Suppose you have 100 samples and draw the Gaus curve. How much do you expect it to change if I add another 100 samples? Not noticeable. The point is reached that adding more data is doing (almost) nothing to improve what you got already.

Even more important: any precision you gain is irrelevant as the result is used to estimate (!) probabilities accepting some uncertainty.

Will AI hit a ceiling?

The current success of AI is based on massive data. It uses an approach that is based on deriving probabilities. That is why some people say it is just statistics (I agree). That explains the link with my previous point.
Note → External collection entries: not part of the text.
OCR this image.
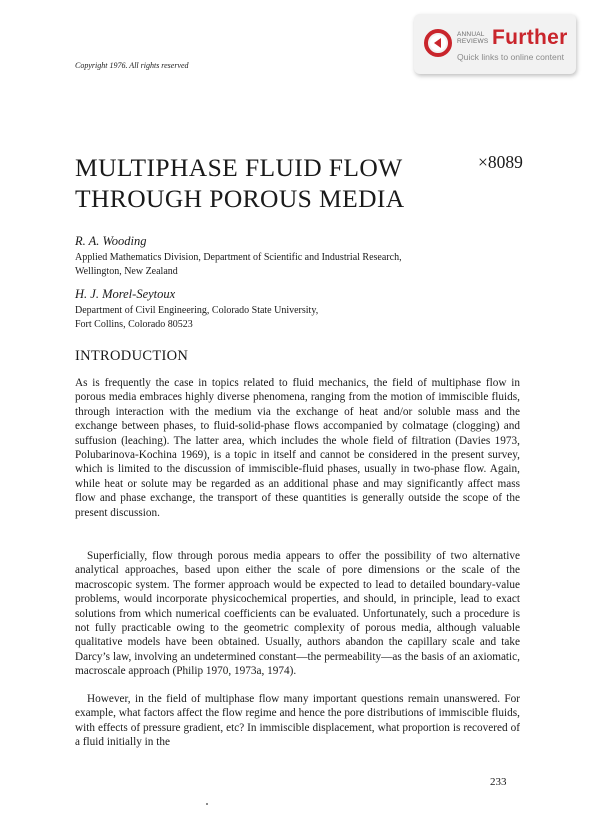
Copyright 1976. All rights reserved
ANNUAL
REVIEWS Further
Quick links to online content
MULTIPHASE FLUID FLOW
THROUGH POROUS MEDIA
×8089
R. A. Wooding
Applied Mathematics Division, Department of Scientific and Industrial Research,
Wellington, New Zealand
H. J. Morel-Seytoux
Department of Civil Engineering, Colorado State University,
Fort Collins, Colorado 80523
INTRODUCTION

As is frequently the case in topics related to fluid mechanics, the field of multiphase flow in porous media embraces highly diverse phenomena, ranging from the motion of immiscible fluids, through interaction with the medium via the exchange of heat and/or soluble mass and the exchange between phases, to fluid-solid-phase flows accompanied by colmatage (clogging) and suffusion (leaching). The latter area, which includes the whole field of filtration (Davies 1973, Polubarinova-Kochina 1969), is a topic in itself and cannot be considered in the present survey, which is limited to the discussion of immiscible-fluid phases, usually in two-phase flow. Again, while heat or solute may be regarded as an additional phase and may significantly affect mass flow and phase exchange, the transport of these quantities is generally outside the scope of the present discussion.

Superficially, flow through porous media appears to offer the possibility of two alternative analytical approaches, based upon either the scale of pore dimensions or the scale of the macroscopic system. The former approach would be expected to lead to detailed boundary-value problems, would incorporate physicochemical properties, and should, in principle, lead to exact solutions from which numerical coefficients can be evaluated. Unfortunately, such a procedure is not fully practicable owing to the geometric complexity of porous media, although valuable qualitative models have been obtained. Usually, authors abandon the capillary scale and take Darcy’s law, involving an undetermined constant—the permeability—as the basis of an axiomatic, macroscale approach (Philip 1970, 1973a, 1974).

However, in the field of multiphase flow many important questions remain unanswered. For example, what factors affect the flow regime and hence the pore distributions of immiscible fluids, with effects of pressure gradient, etc? In immiscible displacement, what proportion is recovered of a fluid initially in the

233
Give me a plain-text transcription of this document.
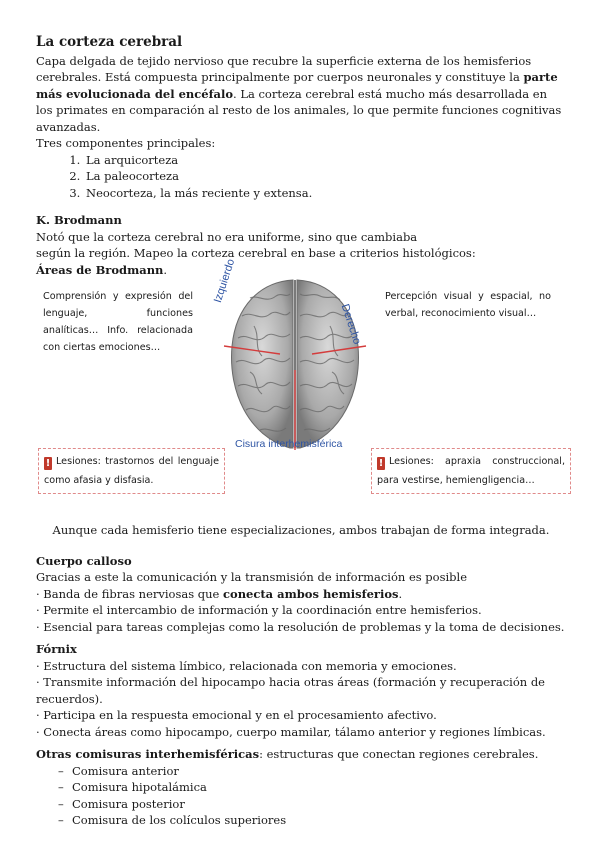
La corteza cerebral

Capa delgada de tejido nervioso que recubre la superficie externa de los hemisferios cerebrales. Está compuesta principalmente por cuerpos neuronales y constituye la parte más evolucionada del encéfalo. La corteza cerebral está mucho más desarrollada en los primates en comparación al resto de los animales, lo que permite funciones cognitivas avanzadas.

Tres componentes principales:

1. La arquicorteza
2. La paleocorteza
3. Neocorteza, la más reciente y extensa.

K. Brodmann

Notó que la corteza cerebral no era uniforme, sino que cambiaba

según la región. Mapeo la corteza cerebral en base a criterios histológicos:

Áreas de Brodmann.

Comprensión y expresión del lenguaje, funciones analíticas… Info. relacionada con ciertas emociones…
Percepción visual y espacial, no verbal, reconocimiento visual…
Izquierdo
Derecho
Cisura interhemisférica
! Lesiones: trastornos del lenguaje como afasia y disfasia.
! Lesiones: apraxia construccional, para vestirse, hemiengligencia…

Aunque cada hemisferio tiene especializaciones, ambos trabajan de forma integrada.

Cuerpo calloso

Gracias a este la comunicación y la transmisión de información es posible

· Banda de fibras nerviosas que conecta ambos hemisferios.
· Permite el intercambio de información y la coordinación entre hemisferios.
· Esencial para tareas complejas como la resolución de problemas y la toma de decisiones.

Fórnix

· Estructura del sistema límbico, relacionada con memoria y emociones.
· Transmite información del hipocampo hacia otras áreas (formación y recuperación de recuerdos).
· Participa en la respuesta emocional y en el procesamiento afectivo.
· Conecta áreas como hipocampo, cuerpo mamilar, tálamo anterior y regiones límbicas.

Otras comisuras interhemisféricas: estructuras que conectan regiones cerebrales.

– Comisura anterior
– Comisura hipotalámica
– Comisura posterior
– Comisura de los colículos superiores
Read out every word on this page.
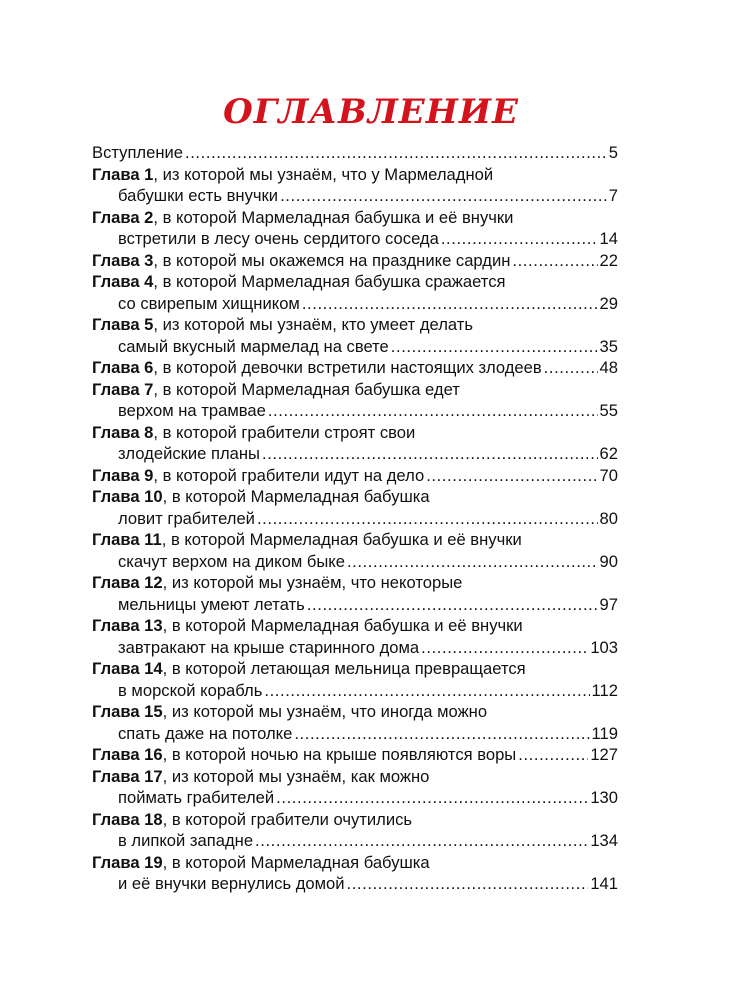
ОГЛАВЛЕНИЕ
Вступление .....	5
Глава 1 , из которой мы узнаём, что у Мармеладной
бабушки есть внучки .....	7
Глава 2 , в которой Мармеладная бабушка и её внучки
встретили в лесу очень сердитого соседа .....	14
Глава 3 , в которой мы окажемся на празднике сардин .....	22
Глава 4 , в которой Мармеладная бабушка сражается
со свирепым хищником .....	29
Глава 5 , из которой мы узнаём, кто умеет делать
самый вкусный мармелад на свете .....	35
Глава 6 , в которой девочки встретили настоящих злодеев .....	48
Глава 7 , в которой Мармеладная бабушка едет
верхом на трамвае .....	55
Глава 8 , в которой грабители строят свои
злодейские планы .....	62
Глава 9 , в которой грабители идут на дело .....	70
Глава 10 , в которой Мармеладная бабушка
ловит грабителей .....	80
Глава 11 , в которой Мармеладная бабушка и её внучки
скачут верхом на диком быке .....	90
Глава 12 , из которой мы узнаём, что некоторые
мельницы умеют летать .....	97
Глава 13 , в которой Мармеладная бабушка и её внучки
завтракают на крыше старинного дома .....	103
Глава 14 , в которой летающая мельница превращается
в морской корабль .....	112
Глава 15 , из которой мы узнаём, что иногда можно
спать даже на потолке .....	119
Глава 16 , в которой ночью на крыше появляются воры .....	127
Глава 17 , из которой мы узнаём, как можно
поймать грабителей .....	130
Глава 18 , в которой грабители очутились
в липкой западне .....	134
Глава 19 , в которой Мармеладная бабушка
и её внучки вернулись домой .....	141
The fantastic progress AI could make relied on processing never seen before quantities of data. For most topics in languages more texts will not change things substantially. We hit the bad area for the law of diminishing returns.
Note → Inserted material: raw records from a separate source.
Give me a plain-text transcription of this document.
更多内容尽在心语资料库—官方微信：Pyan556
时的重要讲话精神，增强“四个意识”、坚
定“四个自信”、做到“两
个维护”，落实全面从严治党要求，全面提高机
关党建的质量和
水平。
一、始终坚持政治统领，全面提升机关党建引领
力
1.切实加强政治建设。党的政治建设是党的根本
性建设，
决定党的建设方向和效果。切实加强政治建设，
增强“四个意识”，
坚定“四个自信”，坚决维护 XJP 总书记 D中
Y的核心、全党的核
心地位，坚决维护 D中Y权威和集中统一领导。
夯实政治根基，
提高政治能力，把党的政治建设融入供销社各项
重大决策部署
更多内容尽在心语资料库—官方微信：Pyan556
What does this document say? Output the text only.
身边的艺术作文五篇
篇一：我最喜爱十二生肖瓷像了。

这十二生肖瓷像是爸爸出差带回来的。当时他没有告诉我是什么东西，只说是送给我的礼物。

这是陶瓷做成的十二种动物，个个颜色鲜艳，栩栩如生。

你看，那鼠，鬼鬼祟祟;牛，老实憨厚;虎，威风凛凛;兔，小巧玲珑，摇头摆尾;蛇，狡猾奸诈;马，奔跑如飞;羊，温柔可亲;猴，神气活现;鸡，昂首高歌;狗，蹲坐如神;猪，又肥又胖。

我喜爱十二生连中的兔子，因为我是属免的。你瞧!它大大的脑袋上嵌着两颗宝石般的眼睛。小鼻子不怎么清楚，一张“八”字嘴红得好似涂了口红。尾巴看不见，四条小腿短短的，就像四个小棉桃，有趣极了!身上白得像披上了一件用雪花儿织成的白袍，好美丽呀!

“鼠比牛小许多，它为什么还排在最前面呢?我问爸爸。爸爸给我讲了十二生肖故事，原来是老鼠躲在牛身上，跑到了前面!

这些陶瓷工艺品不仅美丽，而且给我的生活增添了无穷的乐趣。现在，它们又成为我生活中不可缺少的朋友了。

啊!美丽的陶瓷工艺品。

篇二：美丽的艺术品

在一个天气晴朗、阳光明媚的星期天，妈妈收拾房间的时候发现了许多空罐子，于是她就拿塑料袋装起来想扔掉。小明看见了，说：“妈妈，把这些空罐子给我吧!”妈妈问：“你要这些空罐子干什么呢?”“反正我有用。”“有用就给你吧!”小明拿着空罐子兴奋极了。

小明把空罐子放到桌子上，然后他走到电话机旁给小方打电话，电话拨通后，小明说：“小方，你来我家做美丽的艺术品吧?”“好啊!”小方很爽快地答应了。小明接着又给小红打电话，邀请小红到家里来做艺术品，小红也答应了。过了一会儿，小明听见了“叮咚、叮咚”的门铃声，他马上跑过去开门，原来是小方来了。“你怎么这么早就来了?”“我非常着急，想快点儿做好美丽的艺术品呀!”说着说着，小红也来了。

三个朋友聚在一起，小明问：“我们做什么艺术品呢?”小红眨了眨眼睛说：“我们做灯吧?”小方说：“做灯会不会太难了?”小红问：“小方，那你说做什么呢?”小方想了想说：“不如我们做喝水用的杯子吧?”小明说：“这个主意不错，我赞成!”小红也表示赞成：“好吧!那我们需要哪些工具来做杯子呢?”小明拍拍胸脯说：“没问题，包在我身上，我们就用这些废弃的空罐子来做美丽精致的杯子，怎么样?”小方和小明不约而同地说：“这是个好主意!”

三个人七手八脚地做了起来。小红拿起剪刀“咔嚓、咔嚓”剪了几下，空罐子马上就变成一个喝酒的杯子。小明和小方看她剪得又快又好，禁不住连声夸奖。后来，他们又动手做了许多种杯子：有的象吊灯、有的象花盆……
Voice recognition and generation are also in the performant region. Further improvements will not stupefy people anymore. Let us not forget to thank Fourier for his contribution.

For other things like music or pictures improvements are becoming harder and harder, yet, there may still be room for improvement, for now.

It seems to dawn in the mind of the AI people that the law they hit is not a small barrier on the road to world domination of AI. The processing to reach fair results for most topics may have been reached or will be reached soon. A significant step forward demands something extra.

One way to look at it is that to move beyond the average knowledge about topics, you must have specialist information. That information will likely correct or even contradict the majority vote on crucial aspects, their input might look like outliers. Including outliers is a slippery path to take.

Specialist information is valuable knowledge. Attempts to include it may also heat up the debate on intellectual property rights.

Addendum: statistics and sampling

The figures show 3 curves:

- Orange: the "real" distribution

- Green: the computed distribution

- Blue: the actual sample data

Notice the improvements going from 10 samples to 30 samples. Also, the computed distribution with only 10 samples is not that bad. This example was selected after a number of trials, because it shows more significant differences than typical.

The improvements of the computed versus the actual distribution become nearly invisible after 30 samples:

This is a specific situation: we deal with numerical data, and we know/assume an important property: the data has a Gauss curve distribution.

Even if we would not know the kind of distribution, it will start appearing relatively fast. That effect is likely occurring in AI learning as well.